I am not a promoter of San Francisco as a glorious city.
I am realistic about the city where I've spent most of my life. It has at times been one of the world's great centers of revolution, important change and global vitality. Today it is a shit hole of Lefty Fundamentalists political theology. It is also filthy thanks to its love of Street people.
I was just thinking about how extraordinary San Francisco has been over its history as a source of countless global movements and how little appreciation it has ever gotten. That may be fine. It may be wonderful that New York gets credit for everything. The ambitious go to New York, the creatives come to San Francisco.
That simply makes it easier for the next wave of global revolution to occur in San Francisco.
Let's begin with San Francisco in the gold rush. San Francisco did not have the hierarchical social structure found everywhere else on the planet at that time.
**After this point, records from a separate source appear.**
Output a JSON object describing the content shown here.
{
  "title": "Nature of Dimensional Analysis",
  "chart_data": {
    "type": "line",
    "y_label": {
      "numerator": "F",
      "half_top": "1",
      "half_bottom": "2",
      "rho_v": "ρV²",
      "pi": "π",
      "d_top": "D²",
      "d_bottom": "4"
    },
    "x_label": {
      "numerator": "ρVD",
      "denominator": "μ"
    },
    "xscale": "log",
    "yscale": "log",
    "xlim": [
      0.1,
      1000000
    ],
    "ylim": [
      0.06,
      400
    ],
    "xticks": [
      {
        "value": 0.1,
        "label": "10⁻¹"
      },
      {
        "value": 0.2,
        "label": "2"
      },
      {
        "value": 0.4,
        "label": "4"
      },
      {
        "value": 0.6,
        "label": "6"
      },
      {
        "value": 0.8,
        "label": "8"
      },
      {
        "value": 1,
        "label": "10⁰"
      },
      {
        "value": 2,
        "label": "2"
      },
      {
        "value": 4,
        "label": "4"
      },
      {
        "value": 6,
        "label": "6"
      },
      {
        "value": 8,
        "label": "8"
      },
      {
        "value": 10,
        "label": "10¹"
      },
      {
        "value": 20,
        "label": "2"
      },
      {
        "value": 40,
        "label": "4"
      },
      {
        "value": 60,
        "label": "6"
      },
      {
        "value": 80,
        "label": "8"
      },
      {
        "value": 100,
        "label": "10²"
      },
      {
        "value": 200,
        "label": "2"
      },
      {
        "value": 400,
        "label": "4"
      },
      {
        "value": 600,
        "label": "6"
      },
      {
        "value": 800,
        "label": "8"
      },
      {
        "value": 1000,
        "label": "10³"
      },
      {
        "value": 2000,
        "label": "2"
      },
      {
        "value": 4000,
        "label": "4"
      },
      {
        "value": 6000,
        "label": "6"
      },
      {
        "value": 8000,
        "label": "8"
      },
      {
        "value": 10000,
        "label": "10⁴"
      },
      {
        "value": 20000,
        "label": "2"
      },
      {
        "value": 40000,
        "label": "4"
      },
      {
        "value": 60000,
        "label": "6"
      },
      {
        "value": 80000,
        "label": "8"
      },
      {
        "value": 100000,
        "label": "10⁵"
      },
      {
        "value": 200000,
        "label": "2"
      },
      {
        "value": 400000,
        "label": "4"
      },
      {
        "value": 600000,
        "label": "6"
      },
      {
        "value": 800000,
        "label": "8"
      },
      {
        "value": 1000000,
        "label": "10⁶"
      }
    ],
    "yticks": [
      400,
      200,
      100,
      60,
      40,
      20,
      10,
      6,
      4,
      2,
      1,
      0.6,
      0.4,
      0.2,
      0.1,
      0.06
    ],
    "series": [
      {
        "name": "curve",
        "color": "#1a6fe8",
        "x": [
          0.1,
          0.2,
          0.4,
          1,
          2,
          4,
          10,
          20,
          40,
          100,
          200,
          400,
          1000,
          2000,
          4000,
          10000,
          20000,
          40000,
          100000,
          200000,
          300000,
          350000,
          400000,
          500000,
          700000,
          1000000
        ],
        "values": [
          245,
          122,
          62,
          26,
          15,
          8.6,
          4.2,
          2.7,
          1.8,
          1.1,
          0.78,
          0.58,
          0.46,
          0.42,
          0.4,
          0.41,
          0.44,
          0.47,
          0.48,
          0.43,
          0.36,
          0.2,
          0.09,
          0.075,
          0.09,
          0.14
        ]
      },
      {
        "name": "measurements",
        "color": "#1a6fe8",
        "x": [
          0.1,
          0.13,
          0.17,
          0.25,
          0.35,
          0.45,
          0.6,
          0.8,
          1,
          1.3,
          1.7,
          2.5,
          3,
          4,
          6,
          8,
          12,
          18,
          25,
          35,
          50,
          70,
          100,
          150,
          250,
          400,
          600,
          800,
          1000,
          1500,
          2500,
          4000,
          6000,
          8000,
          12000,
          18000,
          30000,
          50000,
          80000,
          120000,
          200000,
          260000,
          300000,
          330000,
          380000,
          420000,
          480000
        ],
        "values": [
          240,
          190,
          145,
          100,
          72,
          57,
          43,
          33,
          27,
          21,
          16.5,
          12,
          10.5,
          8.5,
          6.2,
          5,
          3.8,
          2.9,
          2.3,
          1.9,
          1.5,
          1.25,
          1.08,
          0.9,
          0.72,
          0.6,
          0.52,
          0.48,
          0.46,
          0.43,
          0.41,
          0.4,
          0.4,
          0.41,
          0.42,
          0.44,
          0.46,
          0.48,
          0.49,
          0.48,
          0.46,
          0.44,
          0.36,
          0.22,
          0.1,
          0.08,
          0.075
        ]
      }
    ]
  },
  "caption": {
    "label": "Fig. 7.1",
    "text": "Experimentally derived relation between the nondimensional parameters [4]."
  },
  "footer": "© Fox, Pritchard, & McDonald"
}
It became a source of incredible vitality and wealth and consequently architectural and artistic refinement.
It was central to the creation of Jewish communities and Jewish private clubs such as the Bohemian club, all of which have an influence to this day.
San Francisco's gold fury was so shockingly aggressive that it generated many scientists and organizations that shaped and still shape the environmental movement worldwide.
The antismoking movement came from San Francisco.
The entire baby-boom of the 1890s came from San Francisco along with its music, its language, experimental communes, health foods and most importantly the politics that we know of as the Progressive Party.
San Francisco after WWII was the home of the gay movement and every part of it; the lesbian movement and every part of it as well as the subsequent training in human sexuality.
It was the revolutionary center of the hippies. The center. Everything the hippies contributed from home home-schooling to the health and food revolutions, to the fashion revolutions to music revolutions and a dozen other elements; they came from San Francisco. I can find the same things in arts, music and visual arts. By the way, modern TV came from San Francisco. So did the modern personal computer.
If you have ever been part of an underground event in your city whether it is walking through the sewers or having a paintball fight in an abandoned building or climbing a bridge; you owe that to the people in San Francisco who started it and promulgated. A teeny residual of that is Burning Man.
The list is endless. In includes the 1890 and the 1990 wave of 'cocktails'.
These revolutions came out of two elements that were present in San Francisco in the gold rush.
* The absence of social hierarchy to oppress the innovative people in our society and
* A fairly light touch of government that allows people to be imaginative and creative.
The current political disaster in San Francisco is probably not impeeding the underground creative world. San Francisco has always had idiotic politics.